| AVS 65th International Symposium & Exhibition | |
| Surface Science Division | Wednesday Sessions |
| Session SS+AS+EM-WeA |
| Session: | Semiconducting Surfaces |
| Presenter: | Chuan He, University of Delaware |
| Authors: | C.H. He, University of Delaware A.V. Teplyakov, University of Delaware B. Abraham, University of Delaware M. Konh, University of Delaware Z. Li, University of Delaware L. Gundlach, University of Delaware S. Bai, University of Delaware E. Galoppini, Rutgers, the State University of New Jersey H. Fan, Rutgers, the State University of New Jersey R. Harmer, Rutgers, the State University of New Jersey |
| Correspondent: | Click to Email |
The dye sensitization on metal oxide (ZnO, TiO2, Fe2O3, CuO) surfaces has attracted plenteous attention due to their numerous applications in solar energy conversion, photo-catalysis, sensing, etc. Substantial research efforts focused on designing different dyes and surface nanostructuring. However, the actual chemical attachment schemes still heavily rely on the use of sensitizer molecules functionalized with carboxylic (COOH) or phosphonic (P(O)(OH)2) anchor groups. Despite consequential progress in chemical modification schemes, the very nature of these functional groups may cause very pronounced surface morphology change of the nanomaterials designed because of etching process in liquid phase.
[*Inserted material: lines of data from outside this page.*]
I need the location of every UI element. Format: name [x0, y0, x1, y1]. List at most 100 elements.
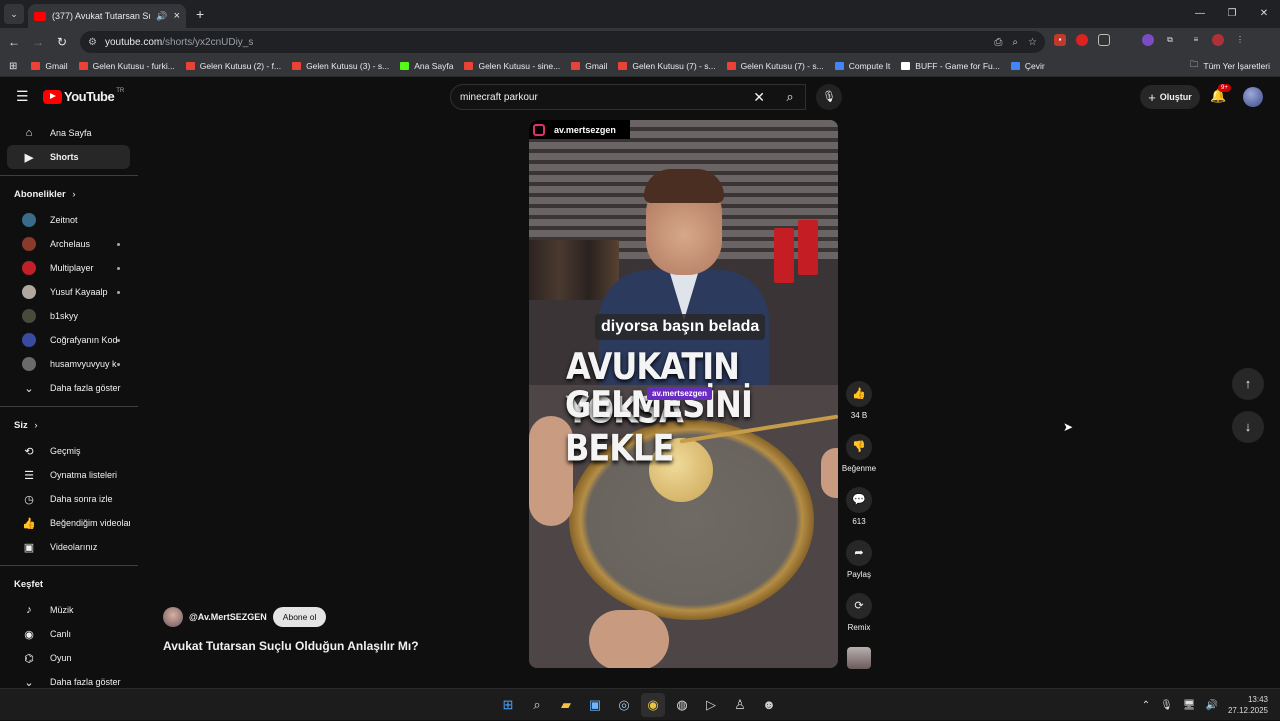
zoom-icon[interactable]: ⌕ [1012, 37, 1018, 48]
search-button[interactable]: ⌕ [774, 84, 806, 110]
subscription-item[interactable]: Archelaus [7, 232, 130, 256]
library-icon: ▣ [23, 541, 35, 554]
extension-3-icon[interactable] [1098, 34, 1110, 46]
new-tab-button[interactable]: + [196, 6, 204, 22]
sidebar-item-you[interactable]: ⟲ Geçmiş [7, 439, 130, 463]
steam-icon[interactable]: ◎ [612, 693, 636, 717]
volume-icon[interactable]: 🔊 [1206, 700, 1218, 711]
audio-playing-icon[interactable]: 🔊 [156, 11, 167, 22]
network-icon[interactable]: 🖥 [1183, 700, 1196, 711]
clear-search-icon[interactable]: ✕ [753, 89, 765, 106]
media-control-icon[interactable]: ≡ [1190, 34, 1202, 46]
profile-icon[interactable] [1212, 34, 1224, 46]
tab-search-button[interactable]: ⌄ [4, 4, 24, 24]
photos-icon[interactable]: ▣ [583, 693, 607, 717]
bookmark-item[interactable]: Gelen Kutusu - sine... [464, 61, 560, 71]
bookmark-item[interactable]: BUFF - Game for Fu... [901, 61, 1000, 71]
bookmark-item[interactable]: Çevir [1010, 61, 1045, 71]
subscription-item[interactable]: Coğrafyanın Kodl... [7, 328, 130, 352]
extension-5-icon[interactable] [1142, 34, 1154, 46]
taskbar-apps: ⊞ ⌕ ▰ ▣ ◎ ◉ ◍ ▷ ♙ ☻ [496, 693, 781, 717]
sidebar-item-you[interactable]: ☰ Oynatma listeleri [7, 463, 130, 487]
bookmark-item[interactable]: Gelen Kutusu (7) - s... [618, 61, 716, 71]
dislike-button[interactable]: 👎 Beğenme [840, 434, 878, 487]
clock[interactable]: 13:43 27.12.2025 [1228, 694, 1268, 716]
extension-1-icon[interactable]: ▪ [1054, 34, 1066, 46]
minimize-button[interactable]: — [1184, 0, 1216, 28]
tray-overflow-icon[interactable]: ⌃ [1142, 700, 1150, 711]
sidebar-item-shorts[interactable]: ▶ Shorts [7, 145, 130, 169]
extensions-puzzle-icon[interactable]: ⧉ [1164, 34, 1176, 46]
microphone-icon[interactable]: 🎙 [1160, 700, 1173, 711]
voice-search-icon[interactable]: 🎙 [816, 84, 842, 110]
all-bookmarks-button[interactable]: 🗀 Tüm Yer İşaretleri [1190, 59, 1270, 73]
sidebar-item-you[interactable]: 👍 Beğendiğim videolar [7, 511, 130, 535]
like-button[interactable]: 👍 34 B [840, 381, 878, 434]
bookmark-star-icon[interactable]: ☆ [1028, 37, 1037, 48]
address-bar[interactable]: ⚙ youtube.com/shorts/yx2cnUDiy_s ⎙ ⌕ ☆ [80, 31, 1045, 53]
browser-menu-icon[interactable]: ⋮ [1234, 34, 1246, 46]
audio-source-thumbnail[interactable] [847, 647, 871, 669]
media-player-icon[interactable]: ▷ [699, 693, 723, 717]
sidebar-item-you[interactable]: ◷ Daha sonra izle [7, 487, 130, 511]
app-icon[interactable]: ♙ [728, 693, 752, 717]
comments-button[interactable]: 💬 613 [840, 487, 878, 540]
bookmark-item[interactable]: Gmail [31, 61, 68, 71]
forward-button[interactable]: → [26, 35, 50, 49]
shorts-player[interactable]: diyorsa başın belada AVUKATIN YOKSA GELM… [529, 120, 838, 668]
subscription-item[interactable]: b1skyy [7, 304, 130, 328]
discord-icon[interactable]: ☻ [757, 693, 781, 717]
menu-icon[interactable]: ☰ [16, 88, 29, 105]
subscribe-button[interactable]: Abone ol [272, 607, 327, 627]
restore-button[interactable]: ❐ [1216, 0, 1248, 28]
tab-title: (377) Avukat Tutarsan Suçlu [52, 11, 150, 21]
sidebar-item-explore[interactable]: ♪ Müzik [7, 598, 130, 622]
bookmark-item[interactable]: Compute It [834, 61, 890, 71]
notifications-bell-icon[interactable]: 🔔 9+ [1210, 84, 1231, 104]
account-avatar[interactable] [1243, 87, 1263, 107]
previous-short-button[interactable]: ↑ [1232, 368, 1264, 400]
show-more-subscriptions[interactable]: ⌄ Daha fazla göster [7, 376, 130, 400]
install-app-icon[interactable]: ⎙ [994, 37, 1002, 48]
sidebar-item-explore[interactable]: ⌬ Oyun [7, 646, 130, 670]
create-button[interactable]: + Oluştur [1140, 85, 1200, 109]
sidebar-item-you[interactable]: ▣ Videolarınız [7, 535, 130, 559]
apps-grid-icon[interactable]: ⊞ [9, 61, 17, 72]
bookmark-item[interactable]: Gelen Kutusu - furki... [78, 61, 175, 71]
extension-4-icon[interactable] [1120, 34, 1132, 46]
youtube-logo[interactable]: YouTube TR [43, 88, 124, 104]
subscription-item[interactable]: Multiplayer [7, 256, 130, 280]
search-icon[interactable]: ⌕ [525, 693, 549, 717]
reload-button[interactable]: ↻ [50, 35, 74, 49]
extension-2-icon[interactable] [1076, 34, 1088, 46]
sidebar-item-explore[interactable]: ◉ Canlı [7, 622, 130, 646]
chrome-icon[interactable]: ◉ [641, 693, 665, 717]
start-windows-icon[interactable]: ⊞ [496, 693, 520, 717]
bookmark-item[interactable]: Gmail [571, 61, 607, 71]
bookmark-item[interactable]: Gelen Kutusu (3) - s... [292, 61, 389, 71]
subscription-item[interactable]: Zeitnot [7, 208, 130, 232]
file-explorer-icon[interactable]: ▰ [554, 693, 578, 717]
remix-button[interactable]: ⟳ Remix [840, 593, 878, 646]
channel-avatar [22, 309, 36, 323]
subscriptions-header[interactable]: Abonelikler › [0, 182, 138, 208]
site-info-icon[interactable]: ⚙ [88, 37, 97, 48]
back-button[interactable]: ← [2, 35, 26, 49]
bookmark-item[interactable]: Gelen Kutusu (2) - f... [185, 61, 281, 71]
bookmark-item[interactable]: Gelen Kutusu (7) - s... [726, 61, 824, 71]
you-header[interactable]: Siz › [0, 413, 138, 439]
search-input[interactable]: minecraft parkour ✕ [450, 84, 806, 110]
close-window-button[interactable]: ✕ [1248, 0, 1280, 28]
channel-avatar[interactable] [163, 607, 183, 627]
channel-name[interactable]: @Av.MertSEZGEN [189, 612, 267, 622]
browser-tab-active[interactable]: (377) Avukat Tutarsan Suçlu 🔊 × [28, 4, 186, 28]
subscription-item[interactable]: Yusuf Kayaalp [7, 280, 130, 304]
close-tab-icon[interactable]: × [174, 10, 180, 22]
subscription-item[interactable]: husamvyuvyuy k... [7, 352, 130, 376]
bookmark-item[interactable]: Ana Sayfa [400, 61, 453, 71]
next-short-button[interactable]: ↓ [1232, 411, 1264, 443]
share-button[interactable]: ➦ Paylaş [840, 540, 878, 593]
short-title[interactable]: Avukat Tutarsan Suçlu Olduğun Anlaşılır … [163, 639, 419, 653]
sidebar-item-ana-sayfa[interactable]: ⌂ Ana Sayfa [7, 121, 130, 145]
obs-icon[interactable]: ◍ [670, 693, 694, 717]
In addition, these acidic groups often lead to the formation of multiple binding configurations (such as monodentate or bidentate miixtures) on the surface. To address both issues, we developed a two-step preparation procedure to achieve the morphology preservation of metal oxide surfaces and well-defined covalent binding of the intersurface functionality. The first step requires exposing clean metal oxide nanostructures to a gas-phase prop-2-ynoic acid (propiolic acid) in medium or high vacuum, which results in the formation of a robust and stable surface-bound carboxylate with ethynyl groups available for further modification. For the second step, we applied copper catalyzed click reaction on this preserved surface to covalently bind dye molecules functionalized with azido groups to these pre-functionalized surfaces. For example, a suitable organic dye (9-(4-azidophenyl)-2,5-di-tert-butylperylene (DTBPe-Ph-N3)) was used to investigate a distinct signature of covalently-bound dye molecules on ZnO nanorods surface. In this study, we have confirmed the morphology preservation and selective covalent attachment of the carboxylic acid onto the metal oxide surface by the combination of measurements including scanning electron microscopy (SEM), infrared, X-ray absorption photoelectron spectroscopy (XPS), solid-state 13C NMR, transient absorption spectroscopy (TA) and density functional theory (DFT) calculations.